They’re not often talked about, but I’m fascinated by rogue waves – waves that are much bigger than the rest of the sea around them, jumping up at you out of nowhere. Even the name suggests mischief and danger. I’ve witnessed what I’d call mini-rogues (basically waves that are noticeably larger than the average sea state) many times while out in the Pacific, usually during or near storm systems, but sometimes caused by storms hundreds or a thousand miles away. Proper “rogue waves” are less common, but more dramatic.
Definition (oceanography): Rogue waves, also known as freak waves, are not defined by their absolute size, but by their size relative to the surrounding sea state. They are more than twice the “significant wave height” (SWH) in the local area. Note that SWH is generally the average wave height reported by a trained observer (it’s called SWH because instruments measuring actual wave height show a complex distribution/range, making the term “average” difficult to define clearly).

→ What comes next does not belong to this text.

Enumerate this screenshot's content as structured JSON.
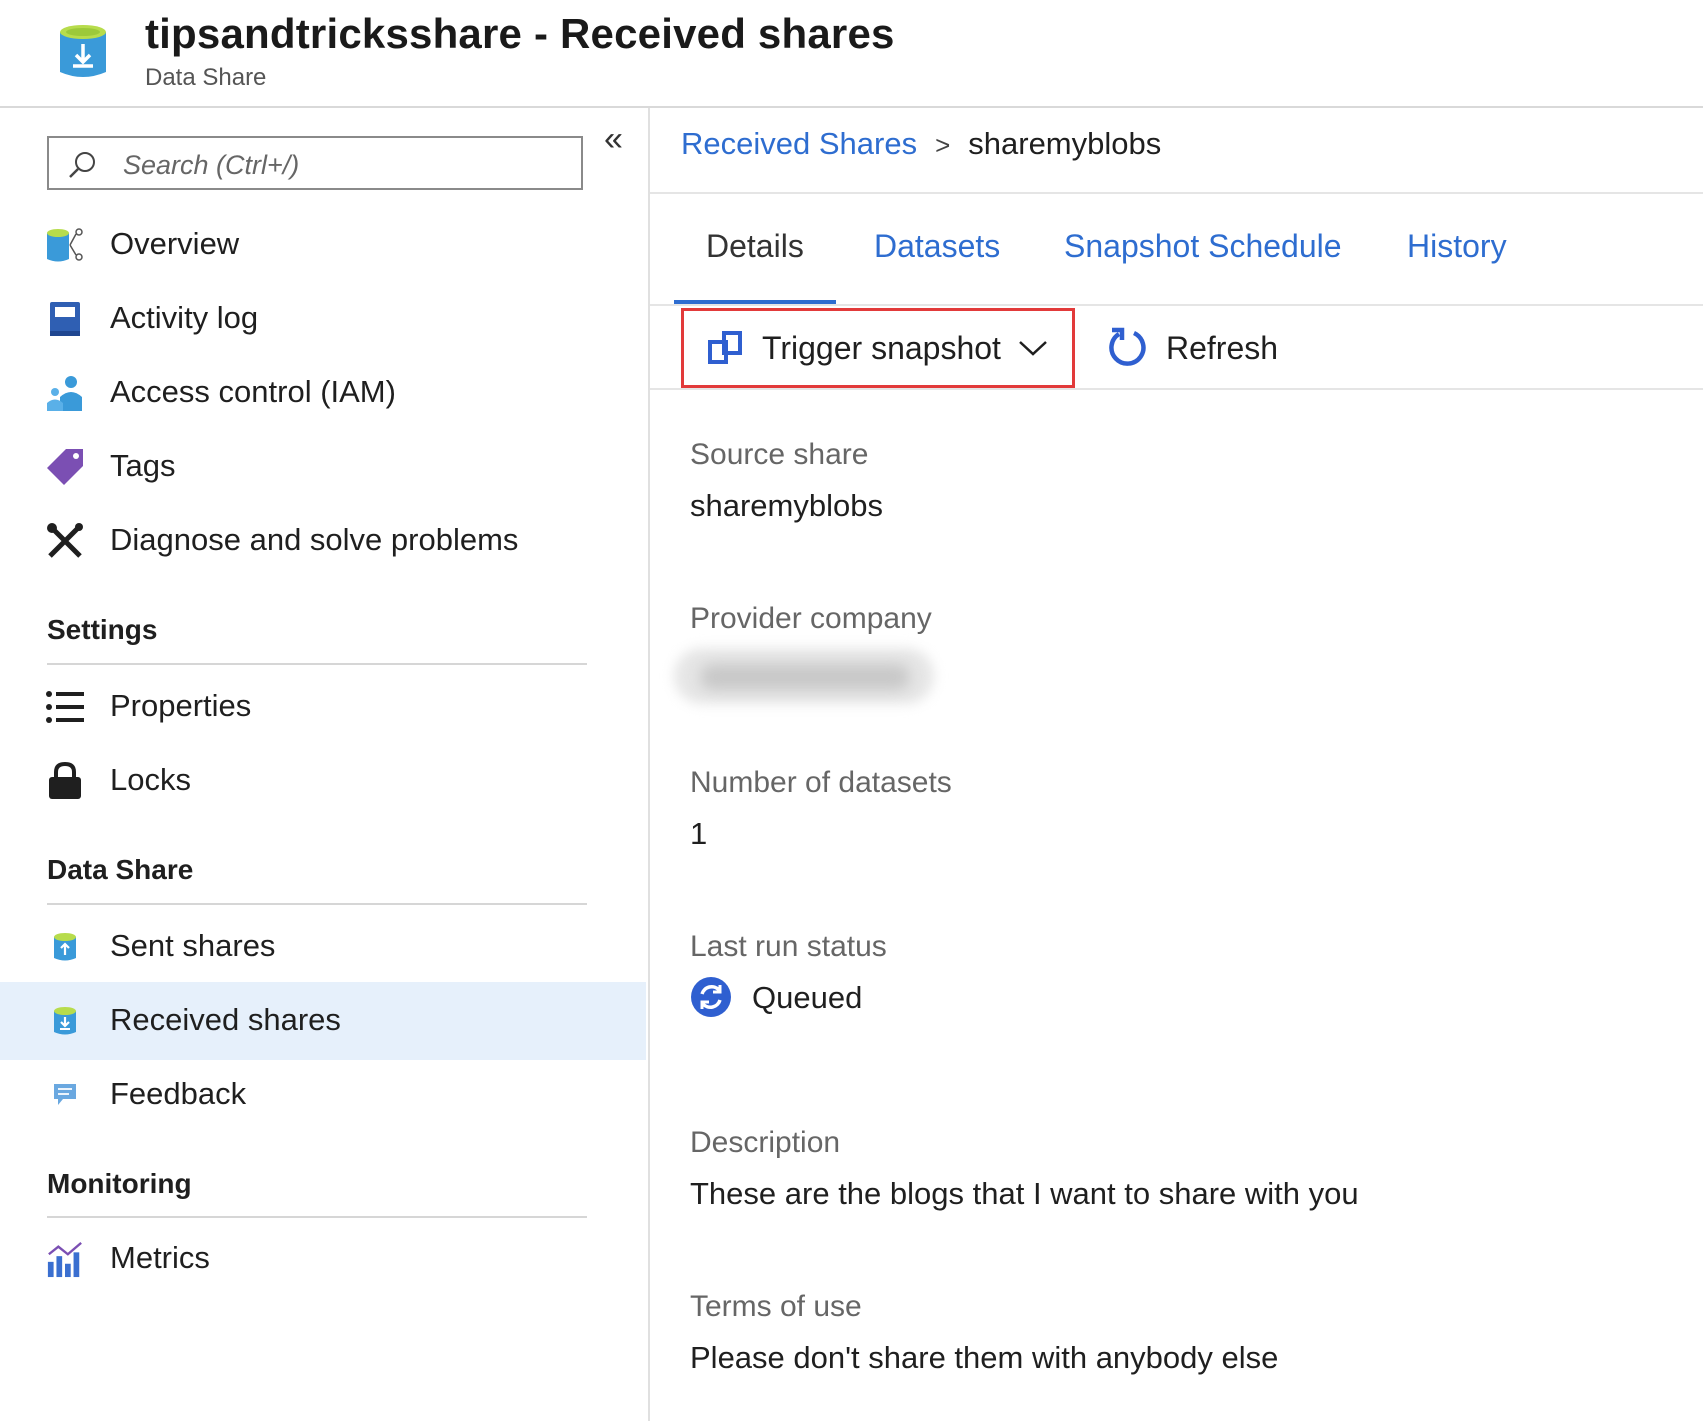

There are two common types of “rogue wave”: one is a larger than average wave that seems to roll along the water for long distances. This kind was first described in 1834 by Scott Russell after he noticed one in the Union canal in Scotland and was able to reproduce it in a wave tank.
The other type, which is much more common from my experience on the open ocean, occurs when different wave systems interfere with each other and create a spike of water that stands noticeably above the average wave height. The larger the storm systems that create those different wave systems, the larger the rogues. There’s also a hole in the water somewhere not far from the rogue – but that’s usually difficult to see from any distance because it’s hidden by other waves. Strangely (I think) research into rogue waves doesn’t tend to mention the hole. There’s a fair amount of research (especially Peregrine solitons) to understand how these large waves can seemingly come out of nowhere on the ocean, and how to design ships and offshore structures to survive encounters with the exceptionally large waves.
I recall watching a cyclonic system that passed north of us while sailing in the Southern Ocean east of New Zealand. One of those weather troughs that seem to revolve around Antarctica, projecting finger-like up into the more tropical latitudes, was also approaching. These two systems sent large wave trains at us, surrounding the boat with mini-rogues. When the days were clear, we could scan the horizon and be sure to see one at least every minute, with the occasional one crashing over the boat every hour or so. They are more frequent when the wave trains are of similar size, since a dominant wave system dwarfs others and the resulting interference pattern is not significantly higher than the larger waves.
Rogue waves were actually considered a myth until one was finally recorded in 1995 by equipment on a Norwegian platform about halfway between Norway and Scotland in the North Sea. In this particular case, the SWH was 12 m (39 ft) and the rogue was 25.6 m (84 ft) – but those measurements are peak to trough. If one compares the rogue peak to an average (SWH) wave peak, it’s 12.5 m (41 ft) higher, or about three times higher than the SWH peak!
While sailing along the eastern reef of Rapa Iti (the Southeast-most island in the Australs, part of French Polynesia), approaching the entrance to the harbour, we experienced a mini-rogue hole-like trough open up under Illusion. For about half a second, there was no water under us! Sailing in large seas can be noisy, so it was weird to have that short pause of silence while falling into the trough. Imagine a 20 ton boat dropping about 2 meters onto the water – our splash-down was quite dramatic. We hit the water at something like 20 km/h – everything shook, buzzing for a few seconds as the vibrations settled.
Two of my crew were down below and didn’t know what was happening, except that they were free-falling, then thrown about after the hard landing. My other crew was in the cockpit with me and she was thrown around as well. I was steering, suddenly saw the water open up under us, and had just enough time to tighten my grip for the crash landing, but unfortunately not enough time to warn the others!
There are many anecdotal stories of boats being battered by rogue waves and a few large ships lost at sea, presumably because they didn’t survive damage inflicted by a rogue. The MS München is one of those large ships that met a sad ending in 1978, but survived long enough to transmit limited information about its demise.
My own experiences have been memorable, but I’d be happy to not have to meet any of these bad guys again! How about you, has anyone else noticed how common these mini-rogue waves seem to be? Or have a dramatic rogue wave experience to share?